The climate in Syria is dry and hot, and winters are mild. Because of the country's elevation, snowfall does occasionally occur during winter. Petroleum in commercial quantities was first discovered in the northeast in 1956. The most important oil fields are those of Suwaydiyah, Qaratshui, Rumayian, and Tayyem, near Dayr az–Zawr. The fields are a natural extension of the Iraqi fields of Mosul and Kirkuk. Petroleum became Syria's leading natural resource and chief export after 1974. Natural gas was discovered at the field of Jbessa in 1940.
Syria, officially the Syrian Arab Republic, is an Arab country in Southwest Asia, bordering Lebanon and the Mediterranean Sea to the west, Israel to the southwest, Jordan to the south, Iraq to the east, and Turkey to the north.

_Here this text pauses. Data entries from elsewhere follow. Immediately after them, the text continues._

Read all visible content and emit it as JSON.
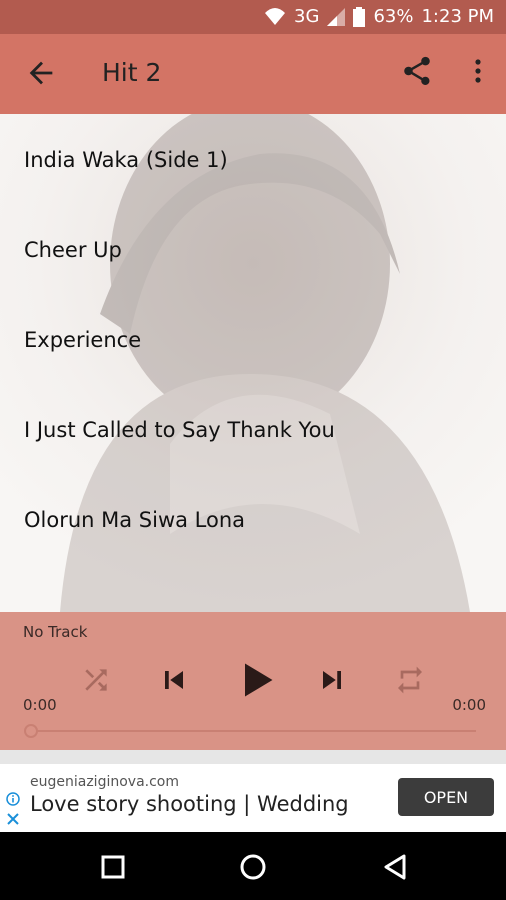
{
  "status_bar": {
    "network": "3G",
    "battery": "63%",
    "time": "1:23 PM"
  },
  "app_bar": {
    "title": "Hit 2",
    "back_icon": "arrow-back-icon",
    "share_icon": "share-icon",
    "more_icon": "more-vert-icon"
  },
  "tracks": [
    "India Waka (Side 1)",
    "Cheer Up",
    "Experience",
    "I Just Called to Say Thank You",
    "Olorun Ma Siwa Lona"
  ],
  "player": {
    "now_playing": "No Track",
    "time_elapsed": "0:00",
    "time_total": "0:00",
    "progress": 0
  },
  "ad": {
    "url": "eugeniaziginova.com",
    "title": "Love story shooting | Wedding",
    "button": "OPEN"
  },
  "colors": {
    "status_bar": "#b25b4f",
    "app_bar": "#d37465",
    "player": "#d99386"
  }
}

The modern state of Syria was formerly a French mandate and attained independence in 1946, but can trace its roots to the Eblan civilization in the third millennium BC. Its capital city, Damascus, was the seat of the Umayyad Empire and a provincial capital of the Mamluk Empire.
Syria is a middle-income, with an economy based on agriculture, oil, industry, and tourism. However, Syria's economy faces serious problems and challenges and impediments to growth, including: a large and poorly performing public sector; declining rates of oil production; widening non-oil deficit; wide scale corruption; weak financial and capital markets; and high rates of unemployment tied to a high population growth rate.

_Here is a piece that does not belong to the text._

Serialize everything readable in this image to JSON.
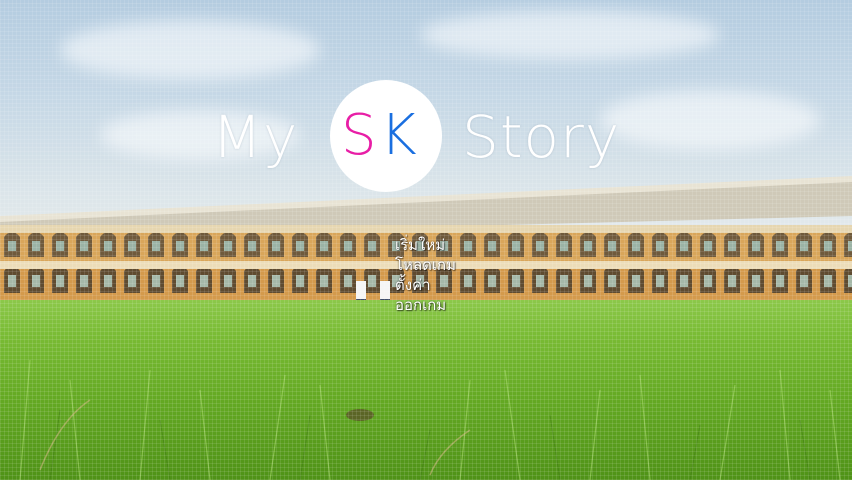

As a result of an inefficient and corrupt centrally planned economy, Syria has low rates of investment, and low levels of industrial and agricultural productivity. Its GDP growth rate was approximately 2.9% in 2005, according to IMF statistics. The two main pillars of the Syrian economy have been agriculture and oil. Agriculture, for instance, accounts for 25% of GDP and employs 42% of the total labor force.